Indeed, ANZ Securities confirms the power before the current Court of text-based plain-meaning arguments. Like the oral argument, the decision is focused on plain-meaning readings of the Securities Act. And, the Court used similar reasoning to sidestep the complex questions that would arise if American Pipe tolling were grounded in Federal Rule of Civil Procedure 23, which governs class actions. The Court held that American Pipe tolling could not be “mandated by” Rule 23 because “Rule 23 does not so much as mention the extension or suspension of statutory time bars.” Id. at 10. But, as CalPERS and others argued, suspending time bars for absent class members could be considered a necessary adjunct to the functioning of a Rule 23 class action. That Rule 23’s silence on this issue, for the Court, alone foreclosed this argument is telling.

Finally, the Court’s characterization of American Pipe raises new questions going beyond its application to statutes of repose. The Court could have resolved ANZ Securities by citing its past descriptions of American Pipe tolling as equitable. It went further, observing that “the American Pipe Court did not consider the criteria of the formal doctrine of equitable tolling in any direct manner” and “did not analyze, for example, whether the plaintiffs pursued their rights with special care; whether some extraordinary circumstance prevented them from intervening earlier; or whether the defendant engaged in misconduct.” Id. at 10-11. American Pipe tolling, the Court announced, is “a rule based on traditional equitable powers, designed to modify a statutory time bar where its rigid application would create injustice.” Id. at 11 (emphasis added).

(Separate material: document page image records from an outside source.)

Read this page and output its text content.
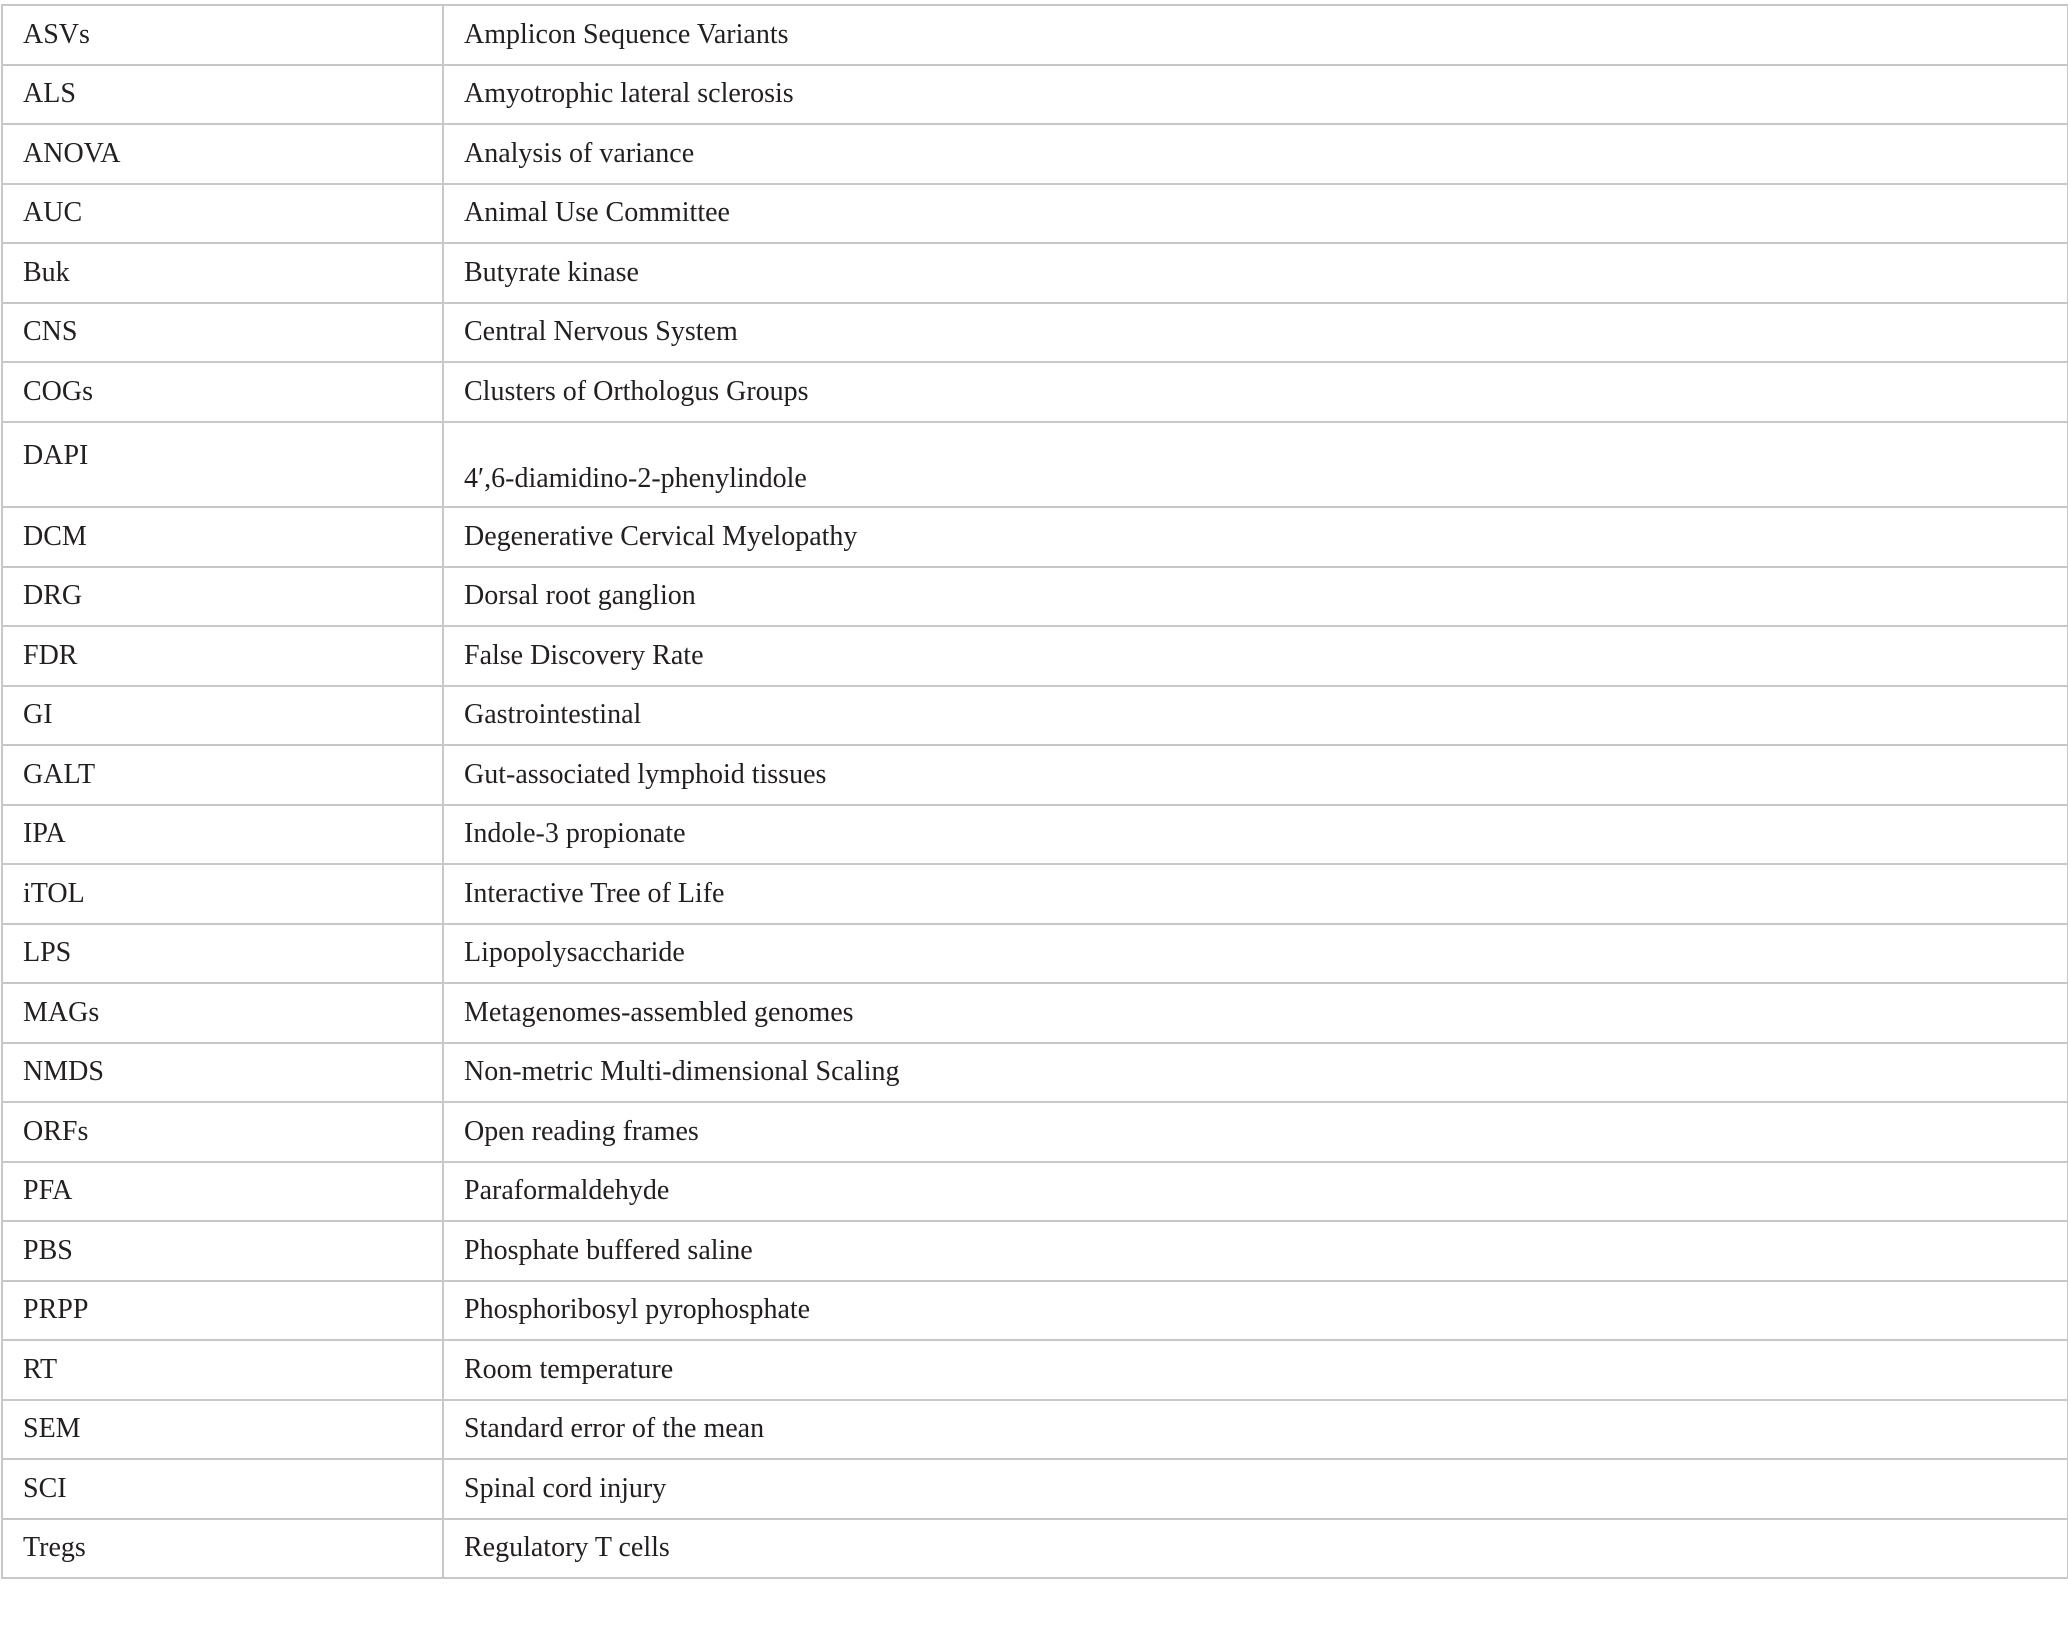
ASVs	Amplicon Sequence Variants
ALS	Amyotrophic lateral sclerosis
ANOVA	Analysis of variance
AUC	Animal Use Committee
Buk	Butyrate kinase
CNS	Central Nervous System
COGs	Clusters of Orthologus Groups
DAPI	4′,6-diamidino-2-phenylindole
DCM	Degenerative Cervical Myelopathy
DRG	Dorsal root ganglion
FDR	False Discovery Rate
GI	Gastrointestinal
GALT	Gut-associated lymphoid tissues
IPA	Indole-3 propionate
iTOL	Interactive Tree of Life
LPS	Lipopolysaccharide
MAGs	Metagenomes-assembled genomes
NMDS	Non-metric Multi-dimensional Scaling
ORFs	Open reading frames
PFA	Paraformaldehyde
PBS	Phosphate buffered saline
PRPP	Phosphoribosyl pyrophosphate
RT	Room temperature
SEM	Standard error of the mean
SCI	Spinal cord injury
Tregs	Regulatory T cells
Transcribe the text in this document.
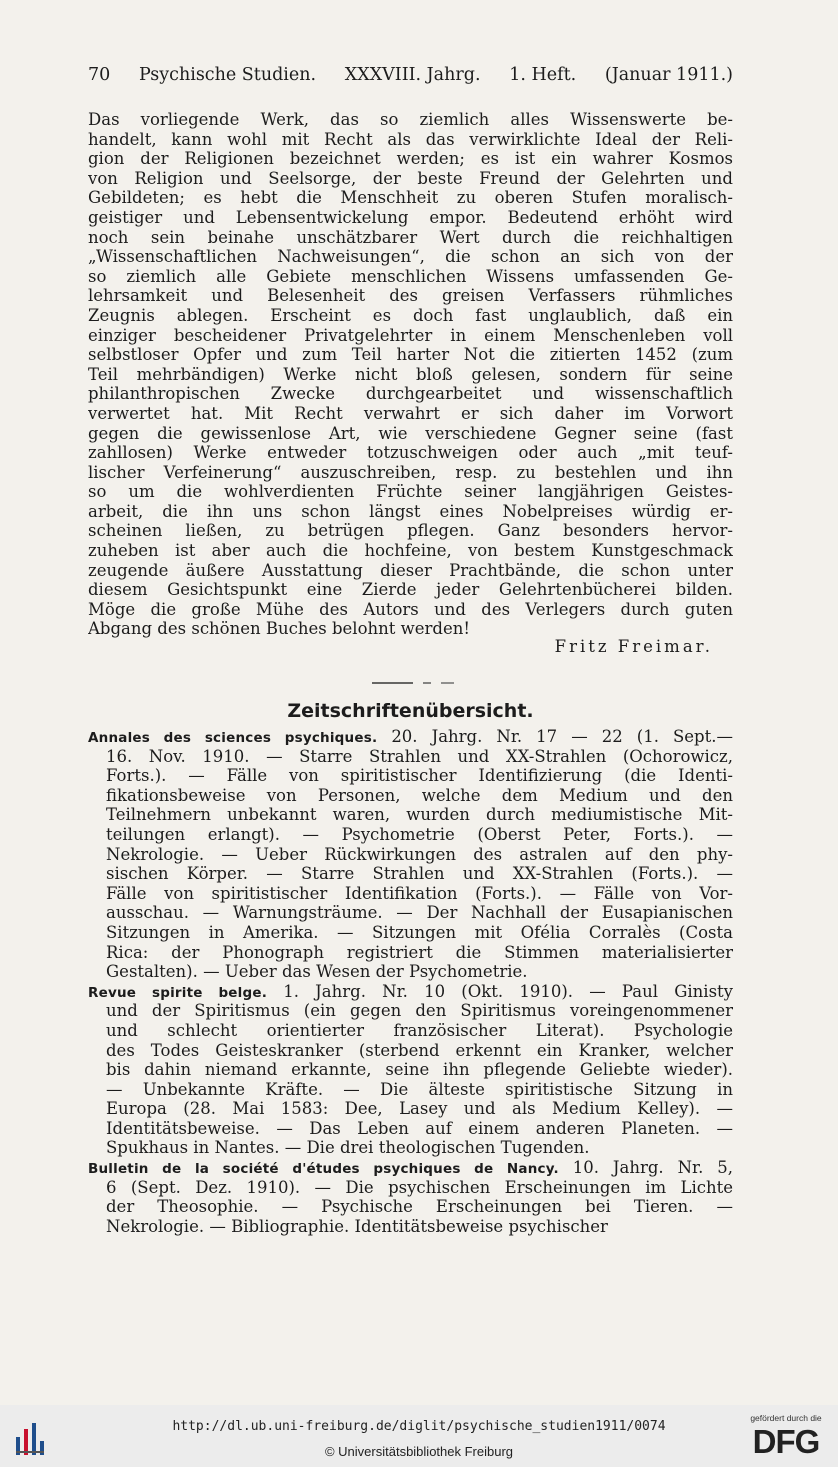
70 Psychische Studien. XXXVIII. Jahrg. 1. Heft. (Januar 1911.)
Das vorliegende Werk, das so ziemlich alles Wissenswerte be-
handelt, kann wohl mit Recht als das verwirklichte Ideal der Reli-
gion der Religionen bezeichnet werden; es ist ein wahrer Kosmos
von Religion und Seelsorge, der beste Freund der Gelehrten und
Gebildeten; es hebt die Menschheit zu oberen Stufen moralisch-
geistiger und Lebensentwickelung empor. Bedeutend erhöht wird
noch sein beinahe unschätzbarer Wert durch die reichhaltigen
„Wissenschaftlichen Nachweisungen“, die schon an sich von der
so ziemlich alle Gebiete menschlichen Wissens umfassenden Ge-
lehrsamkeit und Belesenheit des greisen Verfassers rühmliches
Zeugnis ablegen. Erscheint es doch fast unglaublich, daß ein
einziger bescheidener Privatgelehrter in einem Menschenleben voll
selbstloser Opfer und zum Teil harter Not die zitierten 1452 (zum
Teil mehrbändigen) Werke nicht bloß gelesen, sondern für seine
philanthropischen Zwecke durchgearbeitet und wissenschaftlich
verwertet hat. Mit Recht verwahrt er sich daher im Vorwort
gegen die gewissenlose Art, wie verschiedene Gegner seine (fast
zahllosen) Werke entweder totzuschweigen oder auch „mit teuf-
lischer Verfeinerung“ auszuschreiben, resp. zu bestehlen und ihn
so um die wohlverdienten Früchte seiner langjährigen Geistes-
arbeit, die ihn uns schon längst eines Nobelpreises würdig er-
scheinen ließen, zu betrügen pflegen. Ganz besonders hervor-
zuheben ist aber auch die hochfeine, von bestem Kunstgeschmack
zeugende äußere Ausstattung dieser Prachtbände, die schon unter
diesem Gesichtspunkt eine Zierde jeder Gelehrtenbücherei bilden.
Möge die große Mühe des Autors und des Verlegers durch guten
Abgang des schönen Buches belohnt werden!
Fritz Freimar.
Zeitschriftenübersicht.
Annales des sciences psychiques. 20. Jahrg. Nr. 17 — 22 (1. Sept.—
16. Nov. 1910. — Starre Strahlen und XX-Strahlen (Ochorowicz,
Forts.). — Fälle von spiritistischer Identifizierung (die Identi-
fikationsbeweise von Personen, welche dem Medium und den
Teilnehmern unbekannt waren, wurden durch mediumistische Mit-
teilungen erlangt). — Psychometrie (Oberst Peter, Forts.). —
Nekrologie. — Ueber Rückwirkungen des astralen auf den phy-
sischen Körper. — Starre Strahlen und XX-Strahlen (Forts.). —
Fälle von spiritistischer Identifikation (Forts.). — Fälle von Vor-
ausschau. — Warnungsträume. — Der Nachhall der Eusapianischen
Sitzungen in Amerika. — Sitzungen mit Ofélia Corralès (Costa
Rica: der Phonograph registriert die Stimmen materialisierter
Gestalten). — Ueber das Wesen der Psychometrie.
Revue spirite belge. 1. Jahrg. Nr. 10 (Okt. 1910). — Paul Ginisty
und der Spiritismus (ein gegen den Spiritismus voreingenommener
und schlecht orientierter französischer Literat). Psychologie
des Todes Geisteskranker (sterbend erkennt ein Kranker, welcher
bis dahin niemand erkannte, seine ihn pflegende Geliebte wieder).
— Unbekannte Kräfte. — Die älteste spiritistische Sitzung in
Europa (28. Mai 1583: Dee, Lasey und als Medium Kelley). —
Identitätsbeweise. — Das Leben auf einem anderen Planeten. —
Spukhaus in Nantes. — Die drei theologischen Tugenden.
Bulletin de la société d'études psychiques de Nancy. 10. Jahrg. Nr. 5,
6 (Sept. Dez. 1910). — Die psychischen Erscheinungen im Lichte
der Theosophie. — Psychische Erscheinungen bei Tieren. —
Nekrologie. — Bibliographie. Identitätsbeweise psychischer
http://dl.ub.uni-freiburg.de/diglit/psychische_studien1911/0074
© Universitätsbibliothek Freiburg
gefördert durch die
DFG
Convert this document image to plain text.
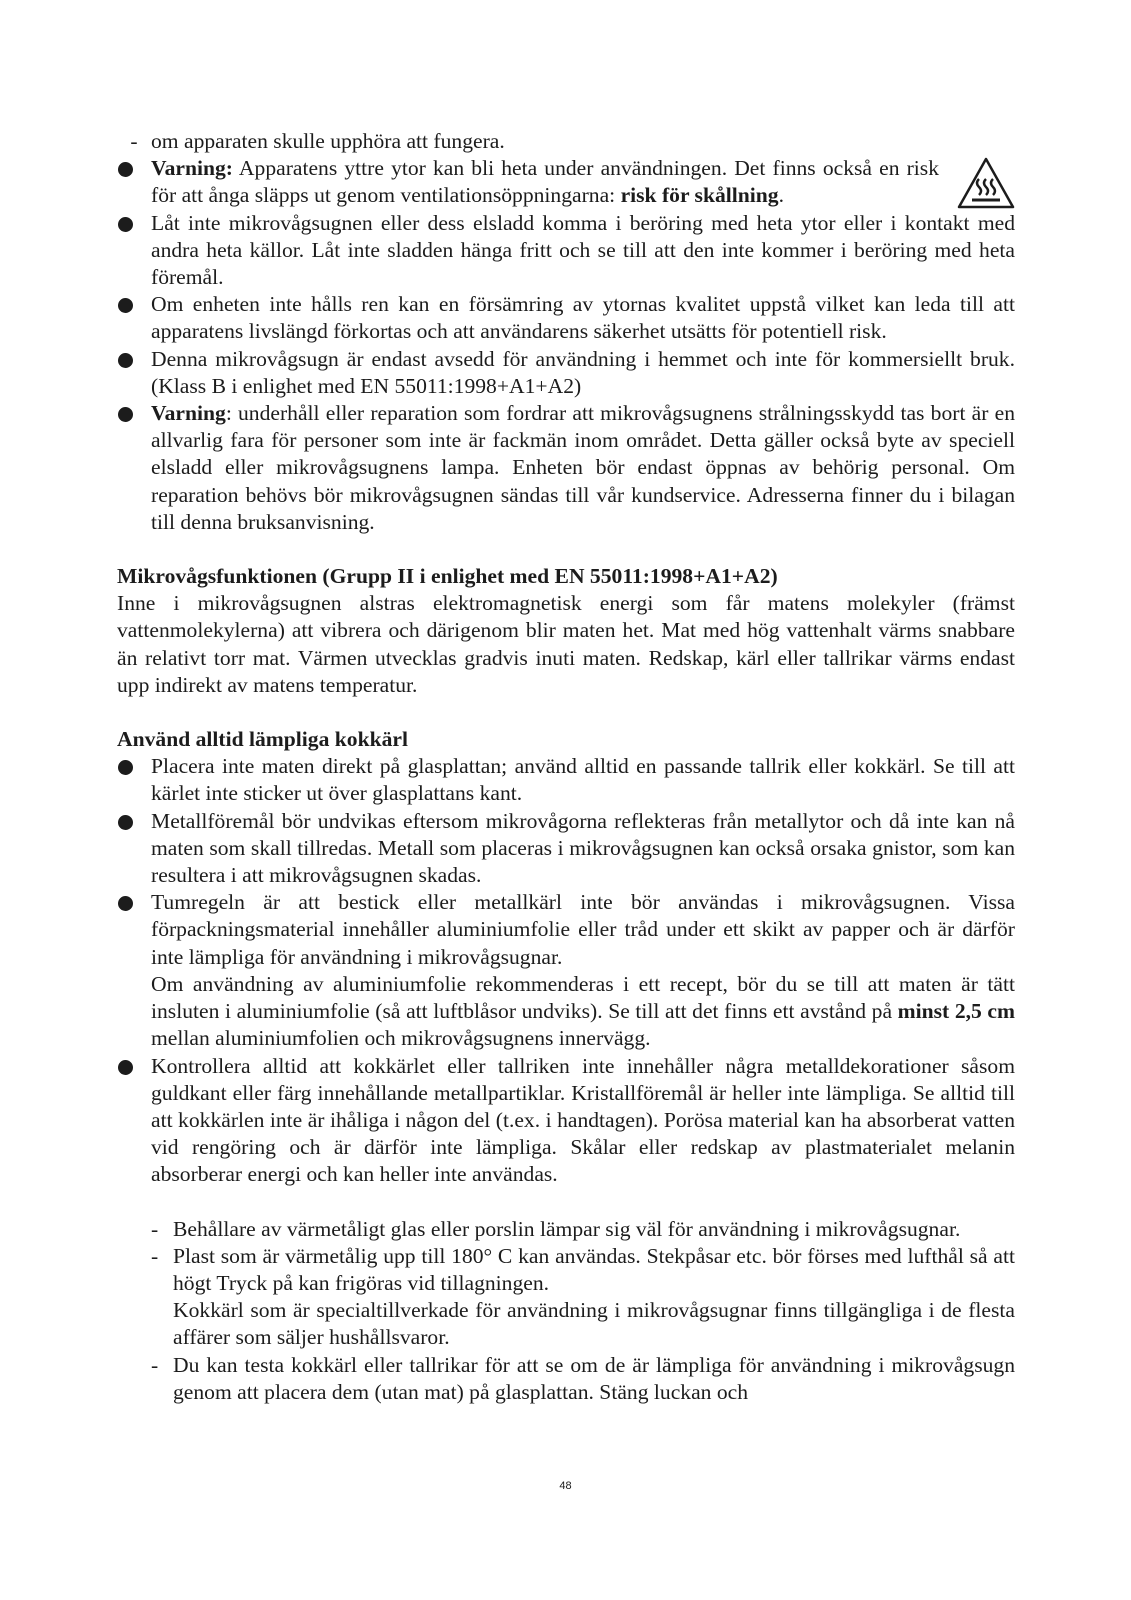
- om apparaten skulle upphöra att fungera.
Varning: Apparatens yttre ytor kan bli heta under användningen. Det finns också en risk för att ånga släpps ut genom ventilationsöppningarna: risk för skållning.
Låt inte mikrovågsugnen eller dess elsladd komma i beröring med heta ytor eller i kontakt med andra heta källor. Låt inte sladden hänga fritt och se till att den inte kommer i beröring med heta föremål.
Om enheten inte hålls ren kan en försämring av ytornas kvalitet uppstå vilket kan leda till att apparatens livslängd förkortas och att användarens säkerhet utsätts för potentiell risk.
Denna mikrovågsugn är endast avsedd för användning i hemmet och inte för kommersiellt bruk. (Klass B i enlighet med EN 55011:1998+A1+A2)
Varning: underhåll eller reparation som fordrar att mikrovågsugnens strålningsskydd tas bort är en allvarlig fara för personer som inte är fackmän inom området. Detta gäller också byte av speciell elsladd eller mikrovågsugnens lampa. Enheten bör endast öppnas av behörig personal. Om reparation behövs bör mikrovågsugnen sändas till vår kundservice. Adresserna finner du i bilagan till denna bruksanvisning.
Mikrovågsfunktionen (Grupp II i enlighet med EN 55011:1998+A1+A2)

Inne i mikrovågsugnen alstras elektromagnetisk energi som får matens molekyler (främst vattenmolekylerna) att vibrera och därigenom blir maten het. Mat med hög vattenhalt värms snabbare än relativt torr mat. Värmen utvecklas gradvis inuti maten. Redskap, kärl eller tallrikar värms endast upp indirekt av matens temperatur.

Använd alltid lämpliga kokkärl
Placera inte maten direkt på glasplattan; använd alltid en passande tallrik eller kokkärl. Se till att kärlet inte sticker ut över glasplattans kant.
Metallföremål bör undvikas eftersom mikrovågorna reflekteras från metallytor och då inte kan nå maten som skall tillredas. Metall som placeras i mikrovågsugnen kan också orsaka gnistor, som kan resultera i att mikrovågsugnen skadas.
Tumregeln är att bestick eller metallkärl inte bör användas i mikrovågsugnen. Vissa förpackningsmaterial innehåller aluminiumfolie eller tråd under ett skikt av papper och är därför inte lämpliga för användning i mikrovågsugnar.
Om användning av aluminiumfolie rekommenderas i ett recept, bör du se till att maten är tätt insluten i aluminiumfolie (så att luftblåsor undviks). Se till att det finns ett avstånd på minst 2,5 cm mellan aluminiumfolien och mikrovågsugnens innervägg.
Kontrollera alltid att kokkärlet eller tallriken inte innehåller några metalldekorationer såsom guldkant eller färg innehållande metallpartiklar. Kristallföremål är heller inte lämpliga. Se alltid till att kokkärlen inte är ihåliga i någon del (t.ex. i handtagen). Porösa material kan ha absorberat vatten vid rengöring och är därför inte lämpliga. Skålar eller redskap av plastmaterialet melanin absorberar energi och kan heller inte användas.
- Behållare av värmetåligt glas eller porslin lämpar sig väl för användning i mikrovågsugnar.
- Plast som är värmetålig upp till 180° C kan användas. Stekpåsar etc. bör förses med lufthål så att högt Tryck på kan frigöras vid tillagningen.
Kokkärl som är specialtillverkade för användning i mikrovågsugnar finns tillgängliga i de flesta affärer som säljer hushållsvaror.
- Du kan testa kokkärl eller tallrikar för att se om de är lämpliga för användning i mikrovågsugn genom att placera dem (utan mat) på glasplattan. Stäng luckan och
48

Not every plaintiff invoking American Pipe tolling to avoid a statute of limitations can cite injustice. On the one hand, the plaintiffs in American Pipe were absent class members cast adrift when class certification was denied after the four-year limitations period expired. Id. at 9. But plaintiffs regularly invoke American Pipe tolling in opting out of a securities class action after a class has been certified. Applying the limitations period chosen by Congress to the claims of those plaintiffs—tactical actors neither surprised by a late denial of certification nor the victims of extraordinary circumstances—is no injustice. There is at least the possibility that, in reviewing the purpose of American Pipe tolling at some length, the Court meant to limit it to the circumstances it described, that is, “tolling as allowed in American Pipe may protect plaintiffs who anticipated their interests would be protected by a class action but later learned that a class suit could not be maintained for reasons outside their control.” Id. at 16. And, the Court’s brisk rejection in ANZ Securities of the alternative argument that an individual action is constructively filed through a class action will render that argument unavailable to save untimely suits that do not fit the unjust circumstances described by the Court.